MEMOIRS OF AN INVISIBLE MAN was a pretty good movie, it gets confused as to whether its a modern film noir drama or a comedy but I fault Chevy Chase for the misdirection, Carpenter himself hates this movie. Figures, they didn’t let him do the music.
THE THING (1981) is probably his best film- but I’ve heard for years that the cantankerous director didn’t actually direct much of it— and that' checks.
PRINCE OF DARKNESS was recommended to me by a good friend who happens to be a very well know cartoonist whose opinion I respect— so much that I plunked down $15 for it in Vudu— after I sat through it I called him and asked him for $15.
The movie is about a bunch of graduate students, all of whom look like they’re in their 40s, with a lead student who has one of those Marlboro Man moustaches everyone was making fun of behind their backs in the 1970s— I think Carpenter has one so I’m guessing he’s not in on the joke.
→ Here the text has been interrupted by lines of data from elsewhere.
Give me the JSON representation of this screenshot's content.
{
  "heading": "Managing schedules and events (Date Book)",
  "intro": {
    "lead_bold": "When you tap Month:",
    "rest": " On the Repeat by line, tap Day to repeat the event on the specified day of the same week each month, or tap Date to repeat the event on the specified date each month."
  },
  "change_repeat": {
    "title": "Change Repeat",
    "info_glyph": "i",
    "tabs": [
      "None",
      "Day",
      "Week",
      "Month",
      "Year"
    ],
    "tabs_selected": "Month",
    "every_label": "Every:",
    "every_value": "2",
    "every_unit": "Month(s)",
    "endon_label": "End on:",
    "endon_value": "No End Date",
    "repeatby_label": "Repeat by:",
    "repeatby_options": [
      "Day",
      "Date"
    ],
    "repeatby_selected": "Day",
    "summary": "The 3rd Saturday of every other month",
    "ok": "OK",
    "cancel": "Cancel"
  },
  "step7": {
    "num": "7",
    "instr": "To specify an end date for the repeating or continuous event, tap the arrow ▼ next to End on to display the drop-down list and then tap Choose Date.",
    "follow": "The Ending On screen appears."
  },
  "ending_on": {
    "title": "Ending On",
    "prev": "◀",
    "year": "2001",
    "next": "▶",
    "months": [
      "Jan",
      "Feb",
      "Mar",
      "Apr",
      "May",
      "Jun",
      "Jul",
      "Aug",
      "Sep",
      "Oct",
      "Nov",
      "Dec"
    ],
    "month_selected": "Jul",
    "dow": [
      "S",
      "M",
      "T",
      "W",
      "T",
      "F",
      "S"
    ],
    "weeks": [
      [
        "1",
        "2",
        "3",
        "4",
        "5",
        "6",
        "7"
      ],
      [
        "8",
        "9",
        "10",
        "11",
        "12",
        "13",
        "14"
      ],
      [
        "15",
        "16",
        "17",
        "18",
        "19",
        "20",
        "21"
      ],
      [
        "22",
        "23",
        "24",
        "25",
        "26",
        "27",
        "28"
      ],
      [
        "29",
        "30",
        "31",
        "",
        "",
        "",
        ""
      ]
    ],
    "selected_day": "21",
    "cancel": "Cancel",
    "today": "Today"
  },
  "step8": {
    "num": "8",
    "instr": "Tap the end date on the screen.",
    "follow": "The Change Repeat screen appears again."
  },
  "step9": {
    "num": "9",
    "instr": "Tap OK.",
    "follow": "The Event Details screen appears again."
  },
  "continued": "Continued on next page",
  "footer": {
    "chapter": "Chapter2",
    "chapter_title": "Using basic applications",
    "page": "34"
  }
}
As with most graduate students taking a science class at what looks like a Community College suddenly the Advent Associate Professor announces a weekend long field trip so they all pack their bags and head off to an old church to explore the basement. They discover an artifact that is somehow connected to both quantum physics and the evil that exists in another realm and unleashes it all onto humanity.
Boy that actually sounds like an interesting movie— too bad it’s not.
Carpenter’s cinematographer does such a poor job with scenes that should be shadowy (pet peeve of mine is when a character pulls out a flashlight in a room that is light so well you could do last week’s NY TIMES Crossword Puzzle without your reading glasses) are filmed like community theater where we can see every nook and cranny.
The actors, including the normally very competent Donald Pleasance, are stiff and wooden and I would be shocked if any of them every went on to anything more than a guest appearance on Supermarket Sweep. The movie plods along, Carpenter’s inept score attempting to build suspense, until we’ve run out of film or budget or both and it all ends with a big explosion.
For the record, I never got my $15 back— if someone wants to paypal me in the name of my friend feel free.